Ce que fait différemment le cabinet prospectif
Les comptables qui font le saut changent sur quelques points concrets, et le schéma est remarquablement cohérent.
Ils passent d'un contact annuel à un contact fréquent. Au lieu de voir le client une fois par an lors de la clôture, ils planifient des entretiens périodiques, dans lesquels les chiffres ne sont pas rapportés mais discutés. Ils passent du reporting à la traduction: non pas "voici votre résultat", mais "voici ce que votre résultat signifie, et voici ce que j'envisagerais". Et ils passent de la réaction à l'anticipation: ils n'attendent pas que le client vienne avec une question, mais voient dans les chiffres la question s'approcher, le délai de paiement qui monte, la marge qui se réduit, le grand client qui pèse trop lourd, et ouvrent eux-mêmes la conversation.
L'outil qui rend le saut possible
Regarder vers l'avenir demande d'autres outils que regarder vers le passé. Des comptes annuels et une déclaration sont des instruments du passé; pour explorer l'avenir, il faut un outil qui calcule vers l'avant, avec des scénarios, avec la trésorerie, avec l'impact des décisions.

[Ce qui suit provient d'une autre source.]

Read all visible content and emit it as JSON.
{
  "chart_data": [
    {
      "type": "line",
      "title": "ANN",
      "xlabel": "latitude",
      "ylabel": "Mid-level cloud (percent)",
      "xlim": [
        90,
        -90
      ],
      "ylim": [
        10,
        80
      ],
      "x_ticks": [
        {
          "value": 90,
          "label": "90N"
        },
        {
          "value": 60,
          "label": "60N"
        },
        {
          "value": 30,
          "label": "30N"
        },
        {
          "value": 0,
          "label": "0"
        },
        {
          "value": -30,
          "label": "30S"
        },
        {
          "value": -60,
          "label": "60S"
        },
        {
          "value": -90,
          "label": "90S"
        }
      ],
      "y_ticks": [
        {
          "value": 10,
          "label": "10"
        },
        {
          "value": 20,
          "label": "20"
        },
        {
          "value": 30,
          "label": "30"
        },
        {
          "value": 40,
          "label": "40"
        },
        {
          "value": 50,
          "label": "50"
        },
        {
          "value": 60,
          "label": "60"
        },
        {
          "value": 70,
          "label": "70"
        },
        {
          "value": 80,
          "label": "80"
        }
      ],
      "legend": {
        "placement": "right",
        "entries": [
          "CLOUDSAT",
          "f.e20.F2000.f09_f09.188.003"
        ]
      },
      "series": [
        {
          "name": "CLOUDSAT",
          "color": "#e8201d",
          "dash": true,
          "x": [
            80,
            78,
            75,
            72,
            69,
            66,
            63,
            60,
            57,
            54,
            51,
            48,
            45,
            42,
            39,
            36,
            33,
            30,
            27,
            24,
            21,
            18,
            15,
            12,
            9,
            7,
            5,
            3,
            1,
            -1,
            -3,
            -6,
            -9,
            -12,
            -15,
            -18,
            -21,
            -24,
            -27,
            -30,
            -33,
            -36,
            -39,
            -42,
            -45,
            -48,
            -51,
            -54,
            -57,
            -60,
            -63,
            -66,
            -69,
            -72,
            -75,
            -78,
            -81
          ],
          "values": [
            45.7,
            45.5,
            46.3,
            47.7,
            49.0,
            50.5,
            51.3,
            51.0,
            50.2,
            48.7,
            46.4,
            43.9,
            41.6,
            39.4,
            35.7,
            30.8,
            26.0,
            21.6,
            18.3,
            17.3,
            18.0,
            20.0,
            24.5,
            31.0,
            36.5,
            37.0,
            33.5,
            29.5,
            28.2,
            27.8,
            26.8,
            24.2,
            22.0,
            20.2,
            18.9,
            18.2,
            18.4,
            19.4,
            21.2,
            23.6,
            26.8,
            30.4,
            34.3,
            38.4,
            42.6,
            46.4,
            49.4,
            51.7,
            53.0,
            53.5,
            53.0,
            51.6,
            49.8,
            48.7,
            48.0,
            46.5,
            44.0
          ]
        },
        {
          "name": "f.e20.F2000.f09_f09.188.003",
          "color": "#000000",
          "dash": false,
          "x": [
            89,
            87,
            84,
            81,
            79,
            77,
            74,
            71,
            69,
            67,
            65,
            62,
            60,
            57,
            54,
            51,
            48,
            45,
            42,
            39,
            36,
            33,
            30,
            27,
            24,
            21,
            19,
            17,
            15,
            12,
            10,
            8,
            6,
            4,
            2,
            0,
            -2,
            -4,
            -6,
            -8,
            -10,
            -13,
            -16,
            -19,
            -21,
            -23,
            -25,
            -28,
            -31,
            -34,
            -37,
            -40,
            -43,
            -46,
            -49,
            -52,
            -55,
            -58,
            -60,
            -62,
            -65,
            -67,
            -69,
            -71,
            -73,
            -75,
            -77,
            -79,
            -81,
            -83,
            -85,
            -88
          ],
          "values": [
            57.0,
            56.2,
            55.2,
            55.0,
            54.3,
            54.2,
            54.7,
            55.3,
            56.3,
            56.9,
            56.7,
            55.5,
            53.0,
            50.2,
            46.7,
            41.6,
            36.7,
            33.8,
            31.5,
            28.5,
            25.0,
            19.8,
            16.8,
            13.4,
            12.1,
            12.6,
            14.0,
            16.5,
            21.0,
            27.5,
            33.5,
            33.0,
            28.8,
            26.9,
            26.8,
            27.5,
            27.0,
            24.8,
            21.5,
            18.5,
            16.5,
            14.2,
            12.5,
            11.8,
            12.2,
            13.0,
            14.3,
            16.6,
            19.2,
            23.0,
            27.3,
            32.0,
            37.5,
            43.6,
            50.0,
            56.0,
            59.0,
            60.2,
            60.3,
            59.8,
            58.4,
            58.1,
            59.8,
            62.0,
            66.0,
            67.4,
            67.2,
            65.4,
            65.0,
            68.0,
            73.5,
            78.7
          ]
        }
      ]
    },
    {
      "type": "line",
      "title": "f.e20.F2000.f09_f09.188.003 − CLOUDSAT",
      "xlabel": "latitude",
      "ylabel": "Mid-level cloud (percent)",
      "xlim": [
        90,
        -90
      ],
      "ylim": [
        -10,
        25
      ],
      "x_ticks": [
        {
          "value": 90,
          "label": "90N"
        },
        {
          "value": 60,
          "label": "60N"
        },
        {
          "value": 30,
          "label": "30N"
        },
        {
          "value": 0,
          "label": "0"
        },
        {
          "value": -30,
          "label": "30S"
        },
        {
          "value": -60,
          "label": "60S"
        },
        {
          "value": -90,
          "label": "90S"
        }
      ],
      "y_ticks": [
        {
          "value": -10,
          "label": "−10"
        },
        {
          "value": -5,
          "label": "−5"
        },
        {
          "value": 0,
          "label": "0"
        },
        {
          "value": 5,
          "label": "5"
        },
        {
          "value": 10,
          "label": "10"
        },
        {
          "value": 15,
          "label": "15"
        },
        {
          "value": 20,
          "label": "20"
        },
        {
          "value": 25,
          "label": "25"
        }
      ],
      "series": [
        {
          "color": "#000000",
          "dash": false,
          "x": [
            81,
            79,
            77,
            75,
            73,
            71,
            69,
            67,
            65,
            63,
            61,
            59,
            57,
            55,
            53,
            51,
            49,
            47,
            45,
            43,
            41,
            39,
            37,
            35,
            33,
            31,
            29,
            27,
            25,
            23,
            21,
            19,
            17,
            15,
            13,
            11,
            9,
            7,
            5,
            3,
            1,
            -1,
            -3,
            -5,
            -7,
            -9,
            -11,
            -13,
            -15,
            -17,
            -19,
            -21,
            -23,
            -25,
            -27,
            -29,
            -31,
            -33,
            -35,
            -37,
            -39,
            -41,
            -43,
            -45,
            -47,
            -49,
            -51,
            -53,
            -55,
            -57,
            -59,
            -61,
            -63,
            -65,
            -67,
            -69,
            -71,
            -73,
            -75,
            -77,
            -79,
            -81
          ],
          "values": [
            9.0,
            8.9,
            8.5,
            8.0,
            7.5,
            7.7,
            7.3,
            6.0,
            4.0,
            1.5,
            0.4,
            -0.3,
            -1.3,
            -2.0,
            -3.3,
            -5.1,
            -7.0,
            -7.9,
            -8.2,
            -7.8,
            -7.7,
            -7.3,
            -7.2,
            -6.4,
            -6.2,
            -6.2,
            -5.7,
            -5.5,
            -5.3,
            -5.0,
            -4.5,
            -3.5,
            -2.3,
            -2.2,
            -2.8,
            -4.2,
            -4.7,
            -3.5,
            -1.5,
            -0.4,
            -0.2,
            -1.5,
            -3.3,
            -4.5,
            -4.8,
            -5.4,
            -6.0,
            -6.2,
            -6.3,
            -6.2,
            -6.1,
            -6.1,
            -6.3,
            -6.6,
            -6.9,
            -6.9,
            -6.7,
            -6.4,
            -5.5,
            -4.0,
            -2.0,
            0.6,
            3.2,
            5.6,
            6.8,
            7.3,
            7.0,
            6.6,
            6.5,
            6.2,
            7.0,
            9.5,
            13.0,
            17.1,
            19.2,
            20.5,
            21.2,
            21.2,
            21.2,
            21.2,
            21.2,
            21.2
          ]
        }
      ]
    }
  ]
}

C'est là qu'un outil de planification financière entre en jeu. Là où le logiciel classique enregistre ce qui s'est passé, un outil de planification montre ce qui peut se passer: ce qu'un investissement fait à la trésorerie, ce qu'une augmentation de prix fait au résultat, ce que la perte d'un client fait à la liquidité. Pour un comptable qui veut aller vers le rôle de conseil, c'est non pas un luxe mais le levier qui rend la conversation prospective concrète et rapide. Une plateforme comme Finny est construite pour cela: elle traduit les chiffres que le comptable connaît déjà en une perspective future qu'il peut discuter avec le client.
Le comptable avec trente ans de pratique a pris le tournant progressivement. Il planifie désormais chaque trimestre un court entretien avec ses clients les plus importants, non pas sur le passé mais sur ce qui se profile, et utilise pour cela un outil de planification qui projette les chiffres vers l'avenir. Ses clients sont restés, et de nouveaux sont arrivés, parce qu'ils obtenaient quelque chose qu'aucun logiciel ne pouvait leur donner. "Avant, ils me demandaient si c'était juste", a-t-il dit. "Maintenant, ils me demandent ce qu'ils doivent faire. C'est un métier bien plus intéressant."